Facebook’s fight against prosecutors over nearly 400 search warrants for users’ postings and other data is drawing support from other social media companies and civil libertarians.
Lawyers for Foursquare, Kickstarter, Meetup, and Tumblr said Monday they were seeking to join the clash on Facebook’s side. The New York Civil Liberties Union and the American Civil Liberties Union also have recently said they were backing Facebook.
They see the warrants – for data including friend lists, photos, and private messages, many of them from users who have yet to be charged and may never be – as a troubling message for digital-age privacy. Facebook has said it had previously never received so many search warrants.
“With the burgeoning tech industry in New York, the need to protect the privacy of users has never been greater,” said Richard Holwell, a former federal judge who’s now in private practice and representing the four tech companies, all New York-based.
A judge has said the search warrants were justified. So do Manhattan prosecutors, who sought the data for a sweeping disabilities-benefit fraud investigation. Some 134 people have been charged so far, more than half have pleaded guilty, and prosecutors have said more could be implicated.
“Prosecutors have a right and a responsibility to collect evidence in criminal cases, wherever that information is stored,” Joan Vollero, spokeswoman for the Manhattan district attorney’s office, said Monday.
A Manhattan judge approved the 381 warrants in July 2013, saying law enforcement has authority to search massive amounts of material to seek evidence. The case was secret until it was unsealed and Facebook disclosed it in June.

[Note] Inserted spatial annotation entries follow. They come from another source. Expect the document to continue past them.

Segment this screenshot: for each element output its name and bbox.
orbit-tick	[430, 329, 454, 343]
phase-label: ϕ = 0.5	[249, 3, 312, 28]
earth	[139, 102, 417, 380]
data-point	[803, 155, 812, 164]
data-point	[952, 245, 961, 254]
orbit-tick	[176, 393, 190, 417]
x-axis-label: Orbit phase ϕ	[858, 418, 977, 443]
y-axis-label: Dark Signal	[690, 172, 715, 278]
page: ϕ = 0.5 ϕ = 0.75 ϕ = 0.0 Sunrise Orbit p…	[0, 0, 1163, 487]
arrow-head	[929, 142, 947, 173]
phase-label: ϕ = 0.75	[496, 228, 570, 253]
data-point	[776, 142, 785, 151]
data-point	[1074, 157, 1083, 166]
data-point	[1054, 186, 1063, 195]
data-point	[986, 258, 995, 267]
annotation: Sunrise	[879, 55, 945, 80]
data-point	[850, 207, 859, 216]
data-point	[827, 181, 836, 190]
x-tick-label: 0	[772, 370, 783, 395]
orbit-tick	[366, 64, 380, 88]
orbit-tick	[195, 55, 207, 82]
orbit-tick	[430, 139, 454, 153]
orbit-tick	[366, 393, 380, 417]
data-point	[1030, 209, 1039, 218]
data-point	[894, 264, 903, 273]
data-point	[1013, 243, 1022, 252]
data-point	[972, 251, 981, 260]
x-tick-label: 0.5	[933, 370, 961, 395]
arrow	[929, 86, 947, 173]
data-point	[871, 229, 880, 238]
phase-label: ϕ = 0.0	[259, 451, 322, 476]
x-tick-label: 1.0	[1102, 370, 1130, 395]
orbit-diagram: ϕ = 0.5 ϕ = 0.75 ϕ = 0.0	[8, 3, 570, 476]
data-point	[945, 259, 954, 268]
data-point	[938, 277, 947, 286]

The Menlo Park, California-based company has turned over the information but is appealing the court order that required it to do so.
The case involves police and fire retirees, allegedly instructed to claim they were too psychologically devastated to work. Instead, they led robust lives – some flew helicopters, traveled overseas, did martial arts, went fishing – and sometimes aired the alleged proof of their active lives on Facebook, prosecutors say.
Prosecutors have said they gave the judge 93 pages of details on why all the accounts were targeted.
But Facebook has said prosecutors cast too wide a net. Their campaign amounted to the online equivalent of searching “an entire neighborhood of nearly 400 homes,” the company said in a June court filing. The users ranged from high school students to grandparents, Facebook said.
Over the years, online companies have sometimes won, sometimes lost, in battling authorities’ demands for user information.